Sur notre presqu’île en éperon qui a la forme d’une proue de navire, nous pourrions nous croire nous-mêmes, à l’avant d’un super-transatlantique mastodonte fendant les vagues vers des rivages inconnus, tellement notre terrassa improvisée me rappelle un pont de navire. Juste au centre de l’avant, un arbre décharné joue au mât de misaine, et jusqu’aux deck-chairs qui nous servent de sièges complètent l’illusion.
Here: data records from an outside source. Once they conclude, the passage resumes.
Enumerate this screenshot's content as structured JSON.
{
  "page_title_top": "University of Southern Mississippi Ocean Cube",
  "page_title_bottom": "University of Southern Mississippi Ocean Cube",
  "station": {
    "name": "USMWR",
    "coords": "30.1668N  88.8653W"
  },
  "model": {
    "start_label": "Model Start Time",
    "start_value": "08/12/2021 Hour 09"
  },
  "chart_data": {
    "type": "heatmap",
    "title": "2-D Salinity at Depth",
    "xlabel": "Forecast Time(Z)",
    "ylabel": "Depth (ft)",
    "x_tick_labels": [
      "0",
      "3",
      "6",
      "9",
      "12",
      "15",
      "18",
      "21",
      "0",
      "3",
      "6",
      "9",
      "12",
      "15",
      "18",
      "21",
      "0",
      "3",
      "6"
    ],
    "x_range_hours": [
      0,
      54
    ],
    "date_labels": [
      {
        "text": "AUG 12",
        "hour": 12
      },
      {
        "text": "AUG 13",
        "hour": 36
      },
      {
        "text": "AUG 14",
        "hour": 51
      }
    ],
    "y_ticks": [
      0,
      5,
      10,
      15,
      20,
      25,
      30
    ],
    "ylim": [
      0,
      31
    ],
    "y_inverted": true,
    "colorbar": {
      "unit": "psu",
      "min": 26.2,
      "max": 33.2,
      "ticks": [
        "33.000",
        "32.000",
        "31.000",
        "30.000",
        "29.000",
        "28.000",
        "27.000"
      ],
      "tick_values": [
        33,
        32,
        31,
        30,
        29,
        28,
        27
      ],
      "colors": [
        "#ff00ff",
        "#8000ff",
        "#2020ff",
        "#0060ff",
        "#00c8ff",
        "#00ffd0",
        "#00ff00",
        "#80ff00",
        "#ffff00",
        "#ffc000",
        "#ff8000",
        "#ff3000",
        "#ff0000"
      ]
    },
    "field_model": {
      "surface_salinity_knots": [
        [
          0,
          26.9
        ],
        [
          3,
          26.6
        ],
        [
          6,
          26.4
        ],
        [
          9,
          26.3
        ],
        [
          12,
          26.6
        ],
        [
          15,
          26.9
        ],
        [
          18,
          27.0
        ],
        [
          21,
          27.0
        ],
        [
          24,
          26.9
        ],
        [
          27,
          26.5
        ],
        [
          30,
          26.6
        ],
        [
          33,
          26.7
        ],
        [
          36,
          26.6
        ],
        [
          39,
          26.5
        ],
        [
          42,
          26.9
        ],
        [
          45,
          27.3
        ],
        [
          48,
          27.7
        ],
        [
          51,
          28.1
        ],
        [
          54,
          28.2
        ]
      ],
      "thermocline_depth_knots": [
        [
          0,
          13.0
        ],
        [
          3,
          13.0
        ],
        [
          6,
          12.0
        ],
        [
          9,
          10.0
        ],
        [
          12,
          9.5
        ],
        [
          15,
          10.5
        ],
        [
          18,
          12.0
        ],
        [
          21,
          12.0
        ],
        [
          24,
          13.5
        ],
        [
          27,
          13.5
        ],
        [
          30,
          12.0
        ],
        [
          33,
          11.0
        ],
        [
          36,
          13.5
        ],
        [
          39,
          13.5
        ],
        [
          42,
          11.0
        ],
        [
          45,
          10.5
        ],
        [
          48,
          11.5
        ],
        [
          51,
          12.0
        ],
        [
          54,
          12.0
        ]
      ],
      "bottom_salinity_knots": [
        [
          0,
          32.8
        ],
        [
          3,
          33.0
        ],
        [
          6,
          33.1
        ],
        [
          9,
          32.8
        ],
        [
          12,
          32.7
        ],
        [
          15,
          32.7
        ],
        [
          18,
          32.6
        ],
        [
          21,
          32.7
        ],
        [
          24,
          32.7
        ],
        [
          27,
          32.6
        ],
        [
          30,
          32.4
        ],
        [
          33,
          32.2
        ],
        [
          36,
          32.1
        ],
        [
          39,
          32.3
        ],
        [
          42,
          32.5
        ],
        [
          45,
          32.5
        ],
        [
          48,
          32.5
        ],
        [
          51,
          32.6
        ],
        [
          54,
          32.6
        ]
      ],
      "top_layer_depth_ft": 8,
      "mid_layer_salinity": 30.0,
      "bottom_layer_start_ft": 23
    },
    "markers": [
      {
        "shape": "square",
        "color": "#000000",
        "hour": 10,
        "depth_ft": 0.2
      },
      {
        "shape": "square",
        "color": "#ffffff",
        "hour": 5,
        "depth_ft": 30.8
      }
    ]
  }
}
Le soleil monte plus haut, il va être 7 heures et il faut s’arracher au spectacle, et songer au départ : adieu aux rêves dans l’espace, la vie matérielle reprend ses droits, et il faut accomplir tous les rites qui chaque matin sont le complément inévitable de la levée du camp : d’abord déjeuner, puis rabattre les tentes, fermer les caisses récalcitrantes sur lesquelles nos porteurs, j’allais dire nos matelots, s’élancent pour nous les arracher sans attendre qu’elles. soient prêtes. Tous les matins ainsi chacun d’eux se précipite jalousement sur sa proie de la veille, craignant que son, voisin ne lui enlève une charge à laquelle il est habitué depuis trois semaines, et qu’il croit plus légère.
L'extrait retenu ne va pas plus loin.